Multifocal lens implants came along about a decade ago. They focus light at different distances, functioning more like bifocal glasses. But those with astigmatism — corneas that don't focus well because they're more football-shaped than round — couldn't use them. Some users had side effects, seeing rings or halos around headlights or streetlights at night. About the same time, manufactures produced a lens that could fix astigmatism. It improved distance vision, but users still needed reading glasses.
"Everyone had some compromise," said Kugler, who heads a committee working on clinical guidelines with the Refractive Surgery Alliance.
The Symfony, made by Abbott Medical Optics and approved by the Food and Drug Administration in July, uses a different type of technology. Rather than splitting light into near and distant focal points, the layered rings in the lens extend the depth of focus. The lenses also can be used in people with eye problems, including mild macular degeneration, that rule out traditional multifocal lenses. And it comes in a version that fixes astigmatism.
Most cataract surgeries are done manually, a safe and accurate procedure. Kugler and others also have begun using the femtosecond laser, which was introduced in the United States in 2011.
Kugler said the laser allows him to correct astigmatism at the same time he's implanting lenses, and the laser's consistency and precision allow him to collect data to improve outcomes.
Before her procedure at the Miracle Hills Surgery Center, Henry's right eye was dilated and numbed. She received just enough IV anesthetic to relax her, then lay in a reclining chair. Kugler used the laser to soften her lens, which is inside the eye, and to make two tiny incisions in the cornea to treat her astigmatism. Time elapsed: two minutes, nine seconds. Then Henry moved on to an operating room, where Kugler extracted her lens through a tiny slit and inserted the new lens, which is about the size of a pencil eraser tip and has two tiny arms to secure it in the eye.
Back in a recovery area, Henry said she could see the face of a person across the room, something she couldn't have done before without glasses. At a follow-up appointment, both her near and distance vision were 20/20. She had her left eye treated Sept. 15. Two other ophthalmologists who operate at the Miracle Hills center, Dr. Matthew Brumm and Dr. Carol Drake, also implanted their first Symfony lenses this month.
Henry can now wake up and see her alarm clock without glasses. "It really is amazing to get up and be able to see," Henry said.

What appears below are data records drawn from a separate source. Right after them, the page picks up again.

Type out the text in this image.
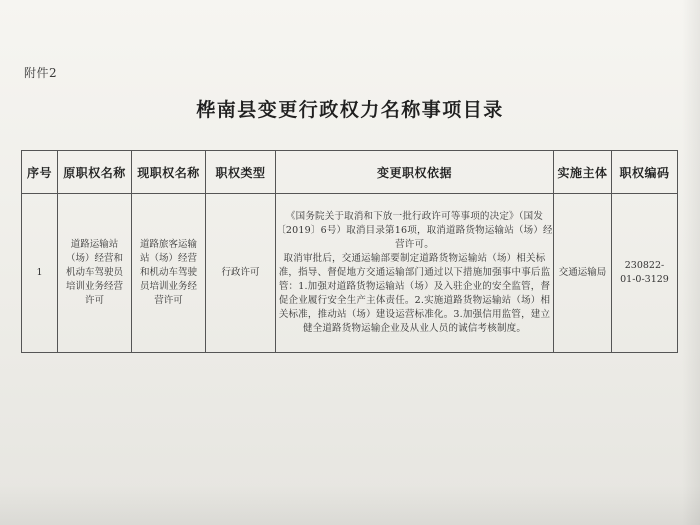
附件2
桦南县变更行政权力名称事项目录
序号	原职权名称	现职权名称	职权类型	变更职权依据	实施主体	职权编码
1	道路运输站（场）经营和机动车驾驶员培训业务经营许可	道路旅客运输站（场）经营和机动车驾驶员培训业务经营许可	行政许可	《国务院关于取消和下放一批行政许可等事项的决定》（国发〔2019〕6号）取消目录第16项，取消道路货物运输站（场）经营许可。
取消审批后，交通运输部要制定道路货物运输站（场）相关标准，指导、督促地方交通运输部门通过以下措施加强事中事后监管：1.加强对道路货物运输站（场）及入驻企业的安全监管，督促企业履行安全生产主体责任。2.实施道路货物运输站（场）相关标准，推动站（场）建设运营标准化。3.加强信用监管，建立健全道路货物运输企业及从业人员的诚信考核制度。	交通运输局	230822-01-0-3129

Henry's results are in line with those in a clinical trial of the Symfony lens. Dr. Jason Jones, a Sioux City ophthalmologist who participated in the trial, summarized the results in a recent journal article. In the randomized trial, 148 people received the Symfony lens in both eyes and 150 got monofocal lenses. Distance vision for the two groups was comparable, but intermediate and near vision without glasses was significantly better in the Symfony group.
The Symfony group also wore glasses less. Eighty-five percent of Symfony users reported wearing glasses "none" or "a little bit" of the time. The majority — 63 percent — said they never wore glasses, nearly twice as many as the control group. Most — 90 percent or more — reported mild or no halos, glare or starbursts.
The advanced lenses and lasers do come with more out-of-pocket costs than a traditional cataract surgery. Insurance and Medicare cover what's needed to fix a patient's cataracts, Kugler said. But neither covers the cost of laser corrections or advanced lens technology. Patients pay those costs, which can range from $2,000 to $6,000 an eye.
But Kugler said the costs generally are thousands less than the cumulative costs of glasses, contacts and solutions. And having corrected vision frees people to do what they want to do, whether it's pursuing an active lifestyle or being able to see cellphone screens, car navigation systems or the sports ticker at the bottom of the TV without stopping to put on glasses.
"The quality of life," Kugler said, "it's pretty hard to put a price on it."